Finding GW Librae's orbital period will help us place limits on the physical parameters of the. If only a few cycles of a period are present in a run, there is no way to tell whether the supposed period is a result of stochastic processes or if it is a true periodicity of the star.
Chapter 8
Future Work
The WET and the HST
As discussed in detail elsewhere in this thesis, the main method of identifying the (k, l, m) values of the modes is to accurately measure the period spacing between successive radial overtone modes and the fine-structure splitting caused by stellar rotation. Limb darkening has a strong wavelength dependence, and therefore (due to geometric cancellation) modes of different l have different amplitudes in the UY relative to those in the optical. This may be of great help in deciphering the mysterious 650-s and 376-s regions of the amplitude spectrum.
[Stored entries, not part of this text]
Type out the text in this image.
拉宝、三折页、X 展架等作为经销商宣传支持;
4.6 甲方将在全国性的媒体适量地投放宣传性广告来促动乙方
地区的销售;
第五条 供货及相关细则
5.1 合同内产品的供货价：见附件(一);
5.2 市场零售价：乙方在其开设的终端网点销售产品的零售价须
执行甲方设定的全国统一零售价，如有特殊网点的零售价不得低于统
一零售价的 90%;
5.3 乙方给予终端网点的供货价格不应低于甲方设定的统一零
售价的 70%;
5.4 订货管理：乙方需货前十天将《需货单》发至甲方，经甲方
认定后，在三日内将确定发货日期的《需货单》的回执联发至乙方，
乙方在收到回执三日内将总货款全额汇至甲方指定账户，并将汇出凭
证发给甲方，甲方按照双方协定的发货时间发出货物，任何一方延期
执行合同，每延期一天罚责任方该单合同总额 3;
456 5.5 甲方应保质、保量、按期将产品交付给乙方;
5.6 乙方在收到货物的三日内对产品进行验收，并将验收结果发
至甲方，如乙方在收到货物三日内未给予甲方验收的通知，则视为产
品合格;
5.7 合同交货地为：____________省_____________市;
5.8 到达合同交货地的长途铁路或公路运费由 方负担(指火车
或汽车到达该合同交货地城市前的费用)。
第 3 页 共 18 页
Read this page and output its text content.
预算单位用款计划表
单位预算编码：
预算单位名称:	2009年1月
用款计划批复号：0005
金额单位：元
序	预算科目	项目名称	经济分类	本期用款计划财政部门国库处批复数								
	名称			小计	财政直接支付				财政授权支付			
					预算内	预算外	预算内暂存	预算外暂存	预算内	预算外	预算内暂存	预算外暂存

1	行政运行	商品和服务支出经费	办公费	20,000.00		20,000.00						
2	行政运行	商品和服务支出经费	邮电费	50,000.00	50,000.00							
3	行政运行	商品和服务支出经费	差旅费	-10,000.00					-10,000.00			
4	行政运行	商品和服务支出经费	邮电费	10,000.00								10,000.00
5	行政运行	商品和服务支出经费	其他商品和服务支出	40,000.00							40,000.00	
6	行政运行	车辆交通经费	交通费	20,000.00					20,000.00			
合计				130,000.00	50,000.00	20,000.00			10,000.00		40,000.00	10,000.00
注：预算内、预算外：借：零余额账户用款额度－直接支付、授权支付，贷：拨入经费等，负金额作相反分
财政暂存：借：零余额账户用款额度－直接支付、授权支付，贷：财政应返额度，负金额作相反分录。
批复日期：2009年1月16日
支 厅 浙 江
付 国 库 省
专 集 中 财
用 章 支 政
However, applying the limb dimming method to GW Librae can be difficult because, unlike other flickering white dwarfs, it has an accretion disk. The narrow emission spectrum of the disc should not be too difficult to separate from the broad spectrum of absorption lines of the white dwarf photosphere.
A Dearth of Modelling
Applying the limb dimming method to GW Librae could be very useful, but to be successful would require spectroscopy in the UY and optics of high enough resolution to separate the disc contribution from the white dwarf light to obtain an accurate amplitude pulsation. It might be useful to model the normal modes of DAVs, which are very different from currently known DAYs. What are the normal DAY modes with magnetic field strengths similar to those seen at the polar ones.
I sincerely hope that the discovery of the DAY nature of GW Librae will stimulate inquiry into these questions. GW Librae is a difficult star to study, but the potential rewards in the fields of Asteroseismology and Cataclysmic Variables make it worth the effort.
Kleinman, S.J., 1995, G29-38 and the Rise of Cool DAV Asteroseismology, PhD thesis, University of Texas at Austin.